A proposta dos auditores tem como referência o modelo dos ministérios públicos da União e dos estados, cuja previsão constitucional e regulamentação permitem eleição e formação de lista tríplice para o cargo de procurador-geral, e lista sêxtupla para determinadas vagas da magistratura. Até pouco tempo atrás, apenas o procurador-geral não era escolhido dessa forma, mas o presidente Lula, em seu primeiro mandato, passou a nomear o candidato mais votado nas eleições promovidas pela Associação Nacional dos Procuradores da República (ANPR). A prática vem se repetindo e é digna de aplausos.

Outras iniciativas têm surgido mesmo sem previsão legal. O Sindicato Nacional dos Auditores-Fiscais da Receita Federal do Brasil (Sindifisco Nacional) realizou, por duas vezes, eleição com formação de lista tríplice para escolha do secretário da Receita Federal, mas não chegou ao êxito. A Associação dos Juízes Federais do Brasil (Ajufe) empreendeu processo eleitoral com sugestão de magistrados à vaga de ministro do Supremo Tribunal Federal (STF), proposta que tampouco obteve sucesso. Na Advocacia-Geral da União (AGU), ação semelhante partiu do então dirigente máximo do órgão, Dias Toffoli, para escolha dos chefes das procuradorias federais. Entretanto, seu sucessor, Luis Inácio Adams, retomou as livres escolhas.

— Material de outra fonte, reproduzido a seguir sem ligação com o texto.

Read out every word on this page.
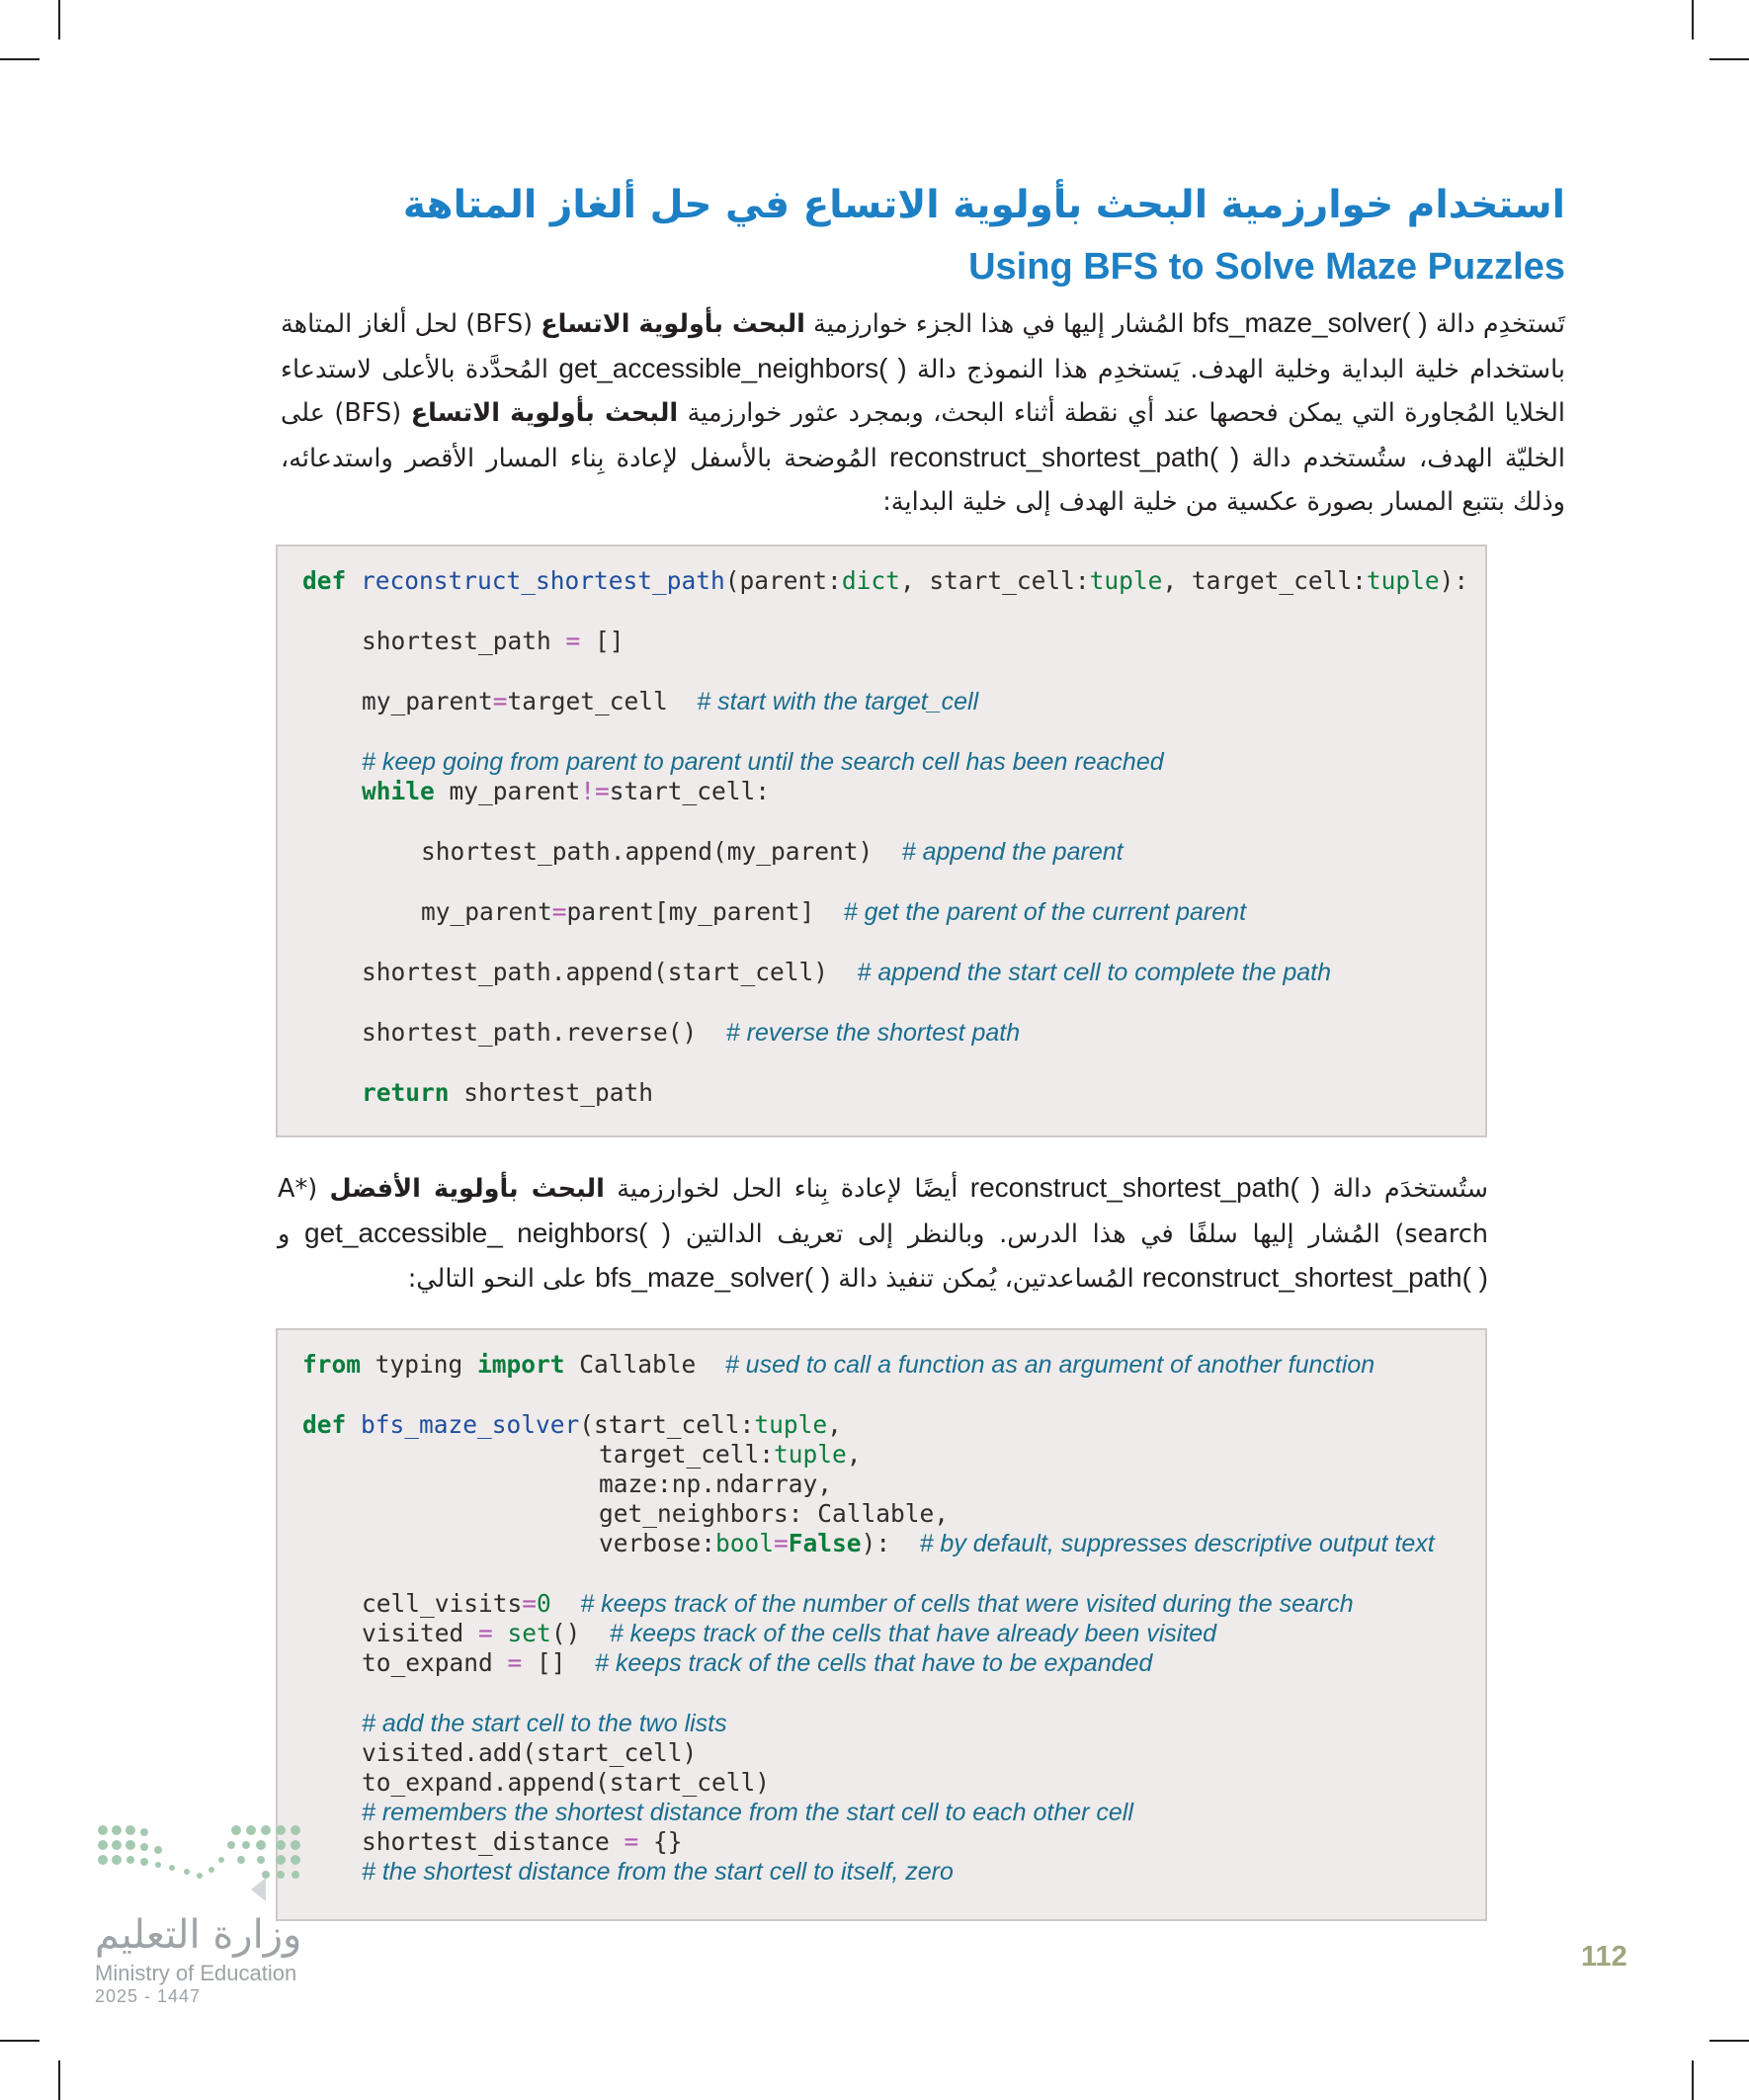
استخدام خوارزمية البحث بأولوية الاتساع في حل ألغاز المتاهة
Using BFS to Solve Maze Puzzles

تَستخدِم دالة bfs_maze_solver( ) المُشار إليها في هذا الجزء خوارزمية البحث بأولوية الاتساع (BFS) لحل ألغاز المتاهة باستخدام خلية البداية وخلية الهدف. يَستخدِم هذا النموذج دالة get_accessible_neighbors( ) المُحدَّدة بالأعلى لاستدعاء الخلايا المُجاورة التي يمكن فحصها عند أي نقطة أثناء البحث، وبمجرد عثور خوارزمية البحث بأولوية الاتساع (BFS) على الخليّة الهدف، ستُستخدم دالة reconstruct_shortest_path( ) المُوضحة بالأسفل لإعادة بِناء المسار الأقصر واستدعائه، وذلك بتتبع المسار بصورة عكسية من خلية الهدف إلى خلية البداية:

def reconstruct_shortest_path(parent:dict, start_cell:tuple, target_cell:tuple):

shortest_path = []

my_parent=target_cell  # start with the target_cell

# keep going from parent to parent until the search cell has been reached

while my_parent!=start_cell:

shortest_path.append(my_parent)  # append the parent

my_parent=parent[my_parent]  # get the parent of the current parent

shortest_path.append(start_cell)  # append the start cell to complete the path

shortest_path.reverse()  # reverse the shortest path

return shortest_path

ستُستخدَم دالة reconstruct_shortest_path( ) أيضًا لإعادة بِناء الحل لخوارزمية البحث بأولوية الأفضل (A* search) المُشار إليها سلفًا في هذا الدرس. وبالنظر إلى تعريف الدالتين get_accessible_ neighbors( ) و reconstruct_shortest_path( ) المُساعدتين، يُمكن تنفيذ دالة bfs_maze_solver( ) على النحو التالي:

from typing import Callable  # used to call a function as an argument of another function

def bfs_maze_solver(start_cell:tuple,

target_cell:tuple,

maze:np.ndarray,

get_neighbors: Callable,

verbose:bool=False):  # by default, suppresses descriptive output text

cell_visits=0 # keeps track of the number of cells that were visited during the search

visited = set()  # keeps track of the cells that have already been visited

to_expand = []  # keeps track of the cells that have to be expanded

# add the start cell to the two lists

visited.add(start_cell)

to_expand.append(start_cell)

# remembers the shortest distance from the start cell to each other cell

shortest_distance = {}

# the shortest distance from the start cell to itself, zero

وزارة التعليم
Ministry of Education
2025 - 1447
112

A Constituição garante ao menos dois integrantes de origem técnica entre os nove ministros do TCU. Um desses membros vem do Ministério Público de Contas e o outro é escolhido entre os ministros substitutos, cargos providos mediante concurso público. Dos outros sete ministros, seis são de livre escolha do Congresso Nacional e um de livre escolha do presidente da República. Diante desse critério, percebe-se que a grande maioria dos cargos de livre escolha tem sido preenchida por egressos da classe política, fator que provoca desequilíbrio e demasiada homogeneização na composição dos colegiados.

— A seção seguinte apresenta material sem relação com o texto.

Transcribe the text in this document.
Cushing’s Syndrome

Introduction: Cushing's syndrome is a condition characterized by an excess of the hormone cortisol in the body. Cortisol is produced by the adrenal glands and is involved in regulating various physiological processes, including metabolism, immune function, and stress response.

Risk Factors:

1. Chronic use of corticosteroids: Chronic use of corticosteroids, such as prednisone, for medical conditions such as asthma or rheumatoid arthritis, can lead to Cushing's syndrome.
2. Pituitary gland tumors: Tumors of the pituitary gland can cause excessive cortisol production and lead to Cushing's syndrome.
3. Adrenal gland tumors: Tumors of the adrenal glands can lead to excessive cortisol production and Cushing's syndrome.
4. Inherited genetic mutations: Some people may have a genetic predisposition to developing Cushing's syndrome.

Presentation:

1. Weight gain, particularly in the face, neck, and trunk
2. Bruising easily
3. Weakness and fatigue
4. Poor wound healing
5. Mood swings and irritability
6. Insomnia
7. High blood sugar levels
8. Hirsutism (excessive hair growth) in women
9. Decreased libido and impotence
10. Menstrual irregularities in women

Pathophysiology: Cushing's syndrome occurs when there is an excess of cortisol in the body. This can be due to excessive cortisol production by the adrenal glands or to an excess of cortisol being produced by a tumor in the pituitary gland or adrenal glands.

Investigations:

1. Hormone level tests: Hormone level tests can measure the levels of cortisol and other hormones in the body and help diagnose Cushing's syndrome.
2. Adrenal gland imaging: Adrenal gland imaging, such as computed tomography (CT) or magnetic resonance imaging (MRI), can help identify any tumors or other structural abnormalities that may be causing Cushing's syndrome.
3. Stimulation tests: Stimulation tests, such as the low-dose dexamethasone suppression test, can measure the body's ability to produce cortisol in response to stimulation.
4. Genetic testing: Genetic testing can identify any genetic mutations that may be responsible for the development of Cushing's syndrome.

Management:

A heterogeneidade na composição de colegiados de julgadores é importante para que os julgamentos não resultem de apenas uma visão de mundo. Nota-se esse cuidado nos tribunais do Poder Judiciário, inclusive no STF, cuja corte é formada por magistrados, membros do Ministério Público e advogados. Nos tribunais de contas, a diversidade é tímida. Se a pouca heterogeneidade já é indesejada em um tribunal judiciário, que cuida da aplicação do direito ao caso concreto, o que dizer de um tribunal de contas, que julga processos sob a ótica da legalidade, da legitimidade e da economicidade em decorrência de auditorias de natureza contábil, financeira, orçamentária, operacional e patrimonial?

Note-se que a composição dos tribunais judiciários conta sempre com a participação dos agentes que atuam nos processos submetidos a julgamento, como membros dos ministérios públicos, advogados e magistrados de instâncias inferiores. Isso não ocorre nos tribunais de contas, pois nenhum assento de seus colegiados é reservado ou já foi preenchido por um auditor de carreira indicado por seus pares.